This 2025 Retirement Account Change Could Help Workers in Their 60s Retire Sooner

The average American worker begins saving for retirement around age 28, according to a recent Voya Financial survey, but the majority wish they’d started earlier. This is understandable. The sooner you begin saving for retirement, the less of your own money you’ll likely have to contribute because you’ll have more investment earnings.

Many workers reach their 50s and 60s with far less savings than they’d like, and some fear they will outlive their money. It’s a valid concern, but a new rule change going into effect next year could make things a little easier for some workers in their 60s.

Catch-up contributions are getting an upgrade

Retirement plans such as 401(k)s have allowed workers 50 and older to make catch-up contributions for years. These are additional contributions beyond the annual limit set by the IRS. For example, in 2024, those under 50 can contribute up to $23,000 to a 401(k) while those 50 and older by Dec. 31 can contribute up to $30,500. These limits will rise to $23,500 and $31,000, respectively, for 2025.

But starting next year, there’s going to be an even higher catch-up contribution limit for adults aged 60, 61, 62, and 63. This catch-up contribution will be $11,250 next year, which gives them a total possible 401(k) contribution of $34,750. This catch-up contribution will be indexed for inflation in future years.

SIMPLE retirement accounts, available with some businesses with 100 or fewer employees, will also see an increased catch-up contribution next year for adults aged 60 to 63. They will be allowed to set aside up to $5,250 in addition to the standard contribution limit for all SIMPLE plan participants.

Who will it benefit?

Anyone who will be between the ages of 60 and 63 by Dec. 31, 2025, is allowed to take advantage of these higher catch-up contributions next year. You don’t have to do anything special to claim them. Just defer the money from your paychecks as you normally would.
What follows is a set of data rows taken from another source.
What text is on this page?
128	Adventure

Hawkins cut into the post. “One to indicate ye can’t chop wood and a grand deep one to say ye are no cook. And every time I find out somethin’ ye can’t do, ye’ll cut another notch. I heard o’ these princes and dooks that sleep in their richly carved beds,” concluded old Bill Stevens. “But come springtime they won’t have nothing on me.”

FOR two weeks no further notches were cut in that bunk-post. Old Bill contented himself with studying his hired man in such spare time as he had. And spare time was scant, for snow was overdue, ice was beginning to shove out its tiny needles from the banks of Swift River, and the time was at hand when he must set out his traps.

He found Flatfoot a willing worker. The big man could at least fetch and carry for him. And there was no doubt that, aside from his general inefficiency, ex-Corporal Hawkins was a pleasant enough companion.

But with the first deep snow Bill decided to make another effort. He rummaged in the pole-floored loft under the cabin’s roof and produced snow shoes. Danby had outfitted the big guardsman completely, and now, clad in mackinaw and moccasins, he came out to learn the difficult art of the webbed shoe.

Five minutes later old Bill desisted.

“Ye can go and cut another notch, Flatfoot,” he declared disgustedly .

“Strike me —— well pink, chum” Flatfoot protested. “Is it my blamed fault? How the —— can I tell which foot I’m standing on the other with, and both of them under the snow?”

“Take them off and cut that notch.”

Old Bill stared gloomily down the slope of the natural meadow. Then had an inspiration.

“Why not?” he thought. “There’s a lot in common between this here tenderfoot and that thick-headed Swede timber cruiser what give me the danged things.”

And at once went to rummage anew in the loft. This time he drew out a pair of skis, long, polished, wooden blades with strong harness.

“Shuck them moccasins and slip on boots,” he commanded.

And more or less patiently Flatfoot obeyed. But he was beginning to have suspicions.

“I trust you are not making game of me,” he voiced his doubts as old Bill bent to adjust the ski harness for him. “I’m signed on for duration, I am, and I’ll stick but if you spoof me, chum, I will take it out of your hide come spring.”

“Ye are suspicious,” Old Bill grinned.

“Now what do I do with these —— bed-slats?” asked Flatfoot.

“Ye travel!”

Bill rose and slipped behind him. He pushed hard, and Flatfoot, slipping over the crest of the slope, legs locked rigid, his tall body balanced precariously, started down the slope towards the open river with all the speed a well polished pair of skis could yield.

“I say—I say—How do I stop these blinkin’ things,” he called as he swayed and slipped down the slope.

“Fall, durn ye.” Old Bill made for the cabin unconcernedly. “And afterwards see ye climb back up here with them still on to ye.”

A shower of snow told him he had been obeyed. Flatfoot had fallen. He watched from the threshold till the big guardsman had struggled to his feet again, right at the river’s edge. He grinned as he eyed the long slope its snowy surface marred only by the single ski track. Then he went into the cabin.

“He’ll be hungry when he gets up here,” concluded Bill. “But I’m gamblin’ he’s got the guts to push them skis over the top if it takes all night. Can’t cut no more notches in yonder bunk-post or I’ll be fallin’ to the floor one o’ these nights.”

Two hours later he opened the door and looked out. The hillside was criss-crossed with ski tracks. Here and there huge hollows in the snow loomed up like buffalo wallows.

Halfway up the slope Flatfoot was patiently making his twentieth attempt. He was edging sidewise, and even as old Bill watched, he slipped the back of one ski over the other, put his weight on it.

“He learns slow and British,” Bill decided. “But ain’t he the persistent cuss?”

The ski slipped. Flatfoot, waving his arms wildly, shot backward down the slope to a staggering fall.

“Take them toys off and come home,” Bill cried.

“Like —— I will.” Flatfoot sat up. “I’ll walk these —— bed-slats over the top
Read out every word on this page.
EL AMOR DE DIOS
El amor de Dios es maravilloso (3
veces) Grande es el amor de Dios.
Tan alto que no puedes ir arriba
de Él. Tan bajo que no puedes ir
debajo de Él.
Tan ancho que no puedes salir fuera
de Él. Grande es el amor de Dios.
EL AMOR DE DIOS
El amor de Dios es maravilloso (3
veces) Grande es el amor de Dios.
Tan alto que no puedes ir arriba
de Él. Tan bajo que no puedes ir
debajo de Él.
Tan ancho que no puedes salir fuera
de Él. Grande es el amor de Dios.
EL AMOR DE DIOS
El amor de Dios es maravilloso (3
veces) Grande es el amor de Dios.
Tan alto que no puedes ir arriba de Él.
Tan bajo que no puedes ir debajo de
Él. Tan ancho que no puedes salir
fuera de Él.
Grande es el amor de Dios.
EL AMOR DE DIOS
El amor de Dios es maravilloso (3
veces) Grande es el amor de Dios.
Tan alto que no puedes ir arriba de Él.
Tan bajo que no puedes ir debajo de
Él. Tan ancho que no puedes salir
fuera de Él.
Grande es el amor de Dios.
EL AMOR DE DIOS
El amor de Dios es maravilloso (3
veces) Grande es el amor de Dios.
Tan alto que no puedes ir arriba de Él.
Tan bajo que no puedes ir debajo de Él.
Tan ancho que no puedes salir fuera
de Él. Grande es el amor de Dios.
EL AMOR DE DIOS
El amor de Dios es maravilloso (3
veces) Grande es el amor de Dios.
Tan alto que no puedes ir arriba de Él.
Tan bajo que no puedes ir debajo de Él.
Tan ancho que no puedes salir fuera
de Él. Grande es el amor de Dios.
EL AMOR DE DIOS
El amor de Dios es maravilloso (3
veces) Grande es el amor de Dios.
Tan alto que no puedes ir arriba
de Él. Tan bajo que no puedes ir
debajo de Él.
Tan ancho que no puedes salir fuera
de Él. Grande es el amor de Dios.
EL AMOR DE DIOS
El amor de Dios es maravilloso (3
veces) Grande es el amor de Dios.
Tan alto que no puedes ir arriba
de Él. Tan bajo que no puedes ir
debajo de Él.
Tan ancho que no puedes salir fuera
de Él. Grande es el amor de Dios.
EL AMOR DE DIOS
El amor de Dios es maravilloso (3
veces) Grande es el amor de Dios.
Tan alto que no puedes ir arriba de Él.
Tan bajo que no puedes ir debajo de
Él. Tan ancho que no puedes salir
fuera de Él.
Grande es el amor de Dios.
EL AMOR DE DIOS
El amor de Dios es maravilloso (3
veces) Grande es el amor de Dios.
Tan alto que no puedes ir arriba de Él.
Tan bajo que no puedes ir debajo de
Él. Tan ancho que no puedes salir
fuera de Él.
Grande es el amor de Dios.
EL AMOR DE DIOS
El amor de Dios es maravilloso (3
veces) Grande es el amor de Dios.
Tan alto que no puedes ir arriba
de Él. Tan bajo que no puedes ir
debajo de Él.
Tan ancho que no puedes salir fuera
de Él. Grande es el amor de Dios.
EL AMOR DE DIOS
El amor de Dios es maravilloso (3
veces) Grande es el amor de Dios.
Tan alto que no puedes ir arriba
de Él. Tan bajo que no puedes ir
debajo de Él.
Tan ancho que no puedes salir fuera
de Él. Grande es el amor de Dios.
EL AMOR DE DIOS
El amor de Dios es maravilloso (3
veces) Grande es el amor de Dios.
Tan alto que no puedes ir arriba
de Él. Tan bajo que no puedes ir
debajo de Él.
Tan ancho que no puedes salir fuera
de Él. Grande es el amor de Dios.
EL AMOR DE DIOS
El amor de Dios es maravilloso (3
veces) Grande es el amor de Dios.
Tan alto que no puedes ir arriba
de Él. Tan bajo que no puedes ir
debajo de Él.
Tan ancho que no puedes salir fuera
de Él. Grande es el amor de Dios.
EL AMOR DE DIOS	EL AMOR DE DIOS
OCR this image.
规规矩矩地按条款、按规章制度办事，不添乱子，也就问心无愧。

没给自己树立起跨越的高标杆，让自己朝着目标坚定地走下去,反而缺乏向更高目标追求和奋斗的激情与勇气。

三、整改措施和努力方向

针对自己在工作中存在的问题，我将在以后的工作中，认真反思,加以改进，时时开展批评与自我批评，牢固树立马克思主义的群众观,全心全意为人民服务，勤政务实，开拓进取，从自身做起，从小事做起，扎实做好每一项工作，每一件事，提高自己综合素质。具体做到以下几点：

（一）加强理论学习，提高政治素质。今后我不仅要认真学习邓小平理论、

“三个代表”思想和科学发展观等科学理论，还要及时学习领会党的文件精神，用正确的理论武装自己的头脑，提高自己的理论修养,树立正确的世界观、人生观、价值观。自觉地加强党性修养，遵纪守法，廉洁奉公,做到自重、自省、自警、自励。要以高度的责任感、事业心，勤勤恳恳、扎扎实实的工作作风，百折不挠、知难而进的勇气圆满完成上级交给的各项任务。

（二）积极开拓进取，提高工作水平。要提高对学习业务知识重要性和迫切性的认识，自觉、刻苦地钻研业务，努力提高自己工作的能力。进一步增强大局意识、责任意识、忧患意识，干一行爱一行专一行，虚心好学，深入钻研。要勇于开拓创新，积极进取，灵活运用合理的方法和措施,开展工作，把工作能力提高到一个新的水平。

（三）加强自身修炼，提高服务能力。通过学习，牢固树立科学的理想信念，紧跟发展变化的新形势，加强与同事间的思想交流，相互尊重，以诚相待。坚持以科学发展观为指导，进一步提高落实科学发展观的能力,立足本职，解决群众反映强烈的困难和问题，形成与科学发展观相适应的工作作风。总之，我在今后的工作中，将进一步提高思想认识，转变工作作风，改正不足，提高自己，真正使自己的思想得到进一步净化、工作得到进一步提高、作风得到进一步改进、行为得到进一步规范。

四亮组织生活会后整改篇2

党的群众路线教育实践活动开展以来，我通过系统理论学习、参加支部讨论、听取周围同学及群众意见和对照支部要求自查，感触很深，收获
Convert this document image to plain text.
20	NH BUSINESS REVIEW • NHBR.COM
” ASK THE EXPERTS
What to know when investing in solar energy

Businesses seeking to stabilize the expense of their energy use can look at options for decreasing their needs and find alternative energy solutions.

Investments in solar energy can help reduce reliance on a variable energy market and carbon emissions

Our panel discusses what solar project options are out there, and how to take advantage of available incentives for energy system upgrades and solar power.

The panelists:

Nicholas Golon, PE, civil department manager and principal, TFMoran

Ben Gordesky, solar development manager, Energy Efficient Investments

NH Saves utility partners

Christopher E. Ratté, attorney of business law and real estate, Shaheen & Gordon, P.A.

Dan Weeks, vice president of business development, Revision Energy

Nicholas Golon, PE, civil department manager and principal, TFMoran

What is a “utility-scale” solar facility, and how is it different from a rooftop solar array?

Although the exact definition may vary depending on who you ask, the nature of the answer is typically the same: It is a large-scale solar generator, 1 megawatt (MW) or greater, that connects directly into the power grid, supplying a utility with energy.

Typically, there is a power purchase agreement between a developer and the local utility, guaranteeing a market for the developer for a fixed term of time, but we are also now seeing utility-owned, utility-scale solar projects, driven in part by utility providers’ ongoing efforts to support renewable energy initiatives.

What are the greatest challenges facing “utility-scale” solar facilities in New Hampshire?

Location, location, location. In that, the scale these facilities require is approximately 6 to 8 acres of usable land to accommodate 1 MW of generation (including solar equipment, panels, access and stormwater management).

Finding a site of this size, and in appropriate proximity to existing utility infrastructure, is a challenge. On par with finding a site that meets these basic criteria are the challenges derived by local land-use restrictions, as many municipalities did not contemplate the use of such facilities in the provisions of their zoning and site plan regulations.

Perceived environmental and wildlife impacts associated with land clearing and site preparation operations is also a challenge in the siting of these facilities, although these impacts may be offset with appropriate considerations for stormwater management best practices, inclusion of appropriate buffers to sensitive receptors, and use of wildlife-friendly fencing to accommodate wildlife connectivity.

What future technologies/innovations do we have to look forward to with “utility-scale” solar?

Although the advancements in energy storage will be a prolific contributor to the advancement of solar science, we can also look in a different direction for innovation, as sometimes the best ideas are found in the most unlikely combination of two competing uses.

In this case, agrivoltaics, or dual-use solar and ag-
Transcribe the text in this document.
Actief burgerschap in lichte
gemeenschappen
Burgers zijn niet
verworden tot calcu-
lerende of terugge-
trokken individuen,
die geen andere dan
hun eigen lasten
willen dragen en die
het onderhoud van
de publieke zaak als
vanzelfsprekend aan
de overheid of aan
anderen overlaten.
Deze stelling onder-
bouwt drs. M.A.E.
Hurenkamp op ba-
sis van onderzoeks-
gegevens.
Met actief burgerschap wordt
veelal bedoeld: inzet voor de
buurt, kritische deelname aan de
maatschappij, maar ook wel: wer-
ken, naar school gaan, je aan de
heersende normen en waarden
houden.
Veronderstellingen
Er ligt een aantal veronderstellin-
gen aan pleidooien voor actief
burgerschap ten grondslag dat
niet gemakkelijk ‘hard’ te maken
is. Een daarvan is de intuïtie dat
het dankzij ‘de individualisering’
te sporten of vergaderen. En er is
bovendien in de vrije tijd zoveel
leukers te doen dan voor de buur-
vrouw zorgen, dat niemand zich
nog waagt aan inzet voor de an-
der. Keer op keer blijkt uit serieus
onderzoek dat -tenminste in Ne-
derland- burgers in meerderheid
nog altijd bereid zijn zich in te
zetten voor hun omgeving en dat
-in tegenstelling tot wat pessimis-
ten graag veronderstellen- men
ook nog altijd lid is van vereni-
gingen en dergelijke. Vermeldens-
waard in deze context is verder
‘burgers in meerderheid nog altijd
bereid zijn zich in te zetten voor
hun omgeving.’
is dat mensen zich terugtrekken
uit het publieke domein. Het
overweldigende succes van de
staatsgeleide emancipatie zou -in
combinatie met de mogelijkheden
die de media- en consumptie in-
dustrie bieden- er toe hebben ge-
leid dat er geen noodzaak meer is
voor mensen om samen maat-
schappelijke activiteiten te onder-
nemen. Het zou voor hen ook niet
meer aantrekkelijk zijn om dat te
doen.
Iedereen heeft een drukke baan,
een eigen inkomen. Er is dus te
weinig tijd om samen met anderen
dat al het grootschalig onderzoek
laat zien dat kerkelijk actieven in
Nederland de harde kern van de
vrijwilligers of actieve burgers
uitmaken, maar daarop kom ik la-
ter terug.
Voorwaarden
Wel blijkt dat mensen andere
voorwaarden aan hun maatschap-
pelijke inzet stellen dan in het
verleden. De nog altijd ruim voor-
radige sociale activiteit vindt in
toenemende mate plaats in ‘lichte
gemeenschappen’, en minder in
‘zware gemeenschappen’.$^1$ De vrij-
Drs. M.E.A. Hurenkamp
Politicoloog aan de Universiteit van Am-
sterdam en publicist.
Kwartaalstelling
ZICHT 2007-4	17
Of course, this assumes you’ll have some extra money to set aside, and that’s not the case for everyone. If you’re behind on your retirement savings because you’re unable to spare the extra cash, you may have to resort to different tactics to get the money you need. This can include:

  • Claiming your 401(k) match if you’re eligible for one
  • Reviewing your budget and reducing expenses when possible
  • Choosing the right time to claim Social Security to maximize your lifetime benefits

If none of these strategies work, you may have to consider delaying retirement. It’s not ideal, but it gives you more time to save while also reducing the length and cost of your retirement. The money you’ve already invested will have more time to grow, too.

Finally, keep in mind these new, higher catch-up contributions even if you don’t take advantage of them in 2025. If you get a raise in the future, that might enable you to set aside more in future years. Just remember to double check the annual limits each year as they will go up over time.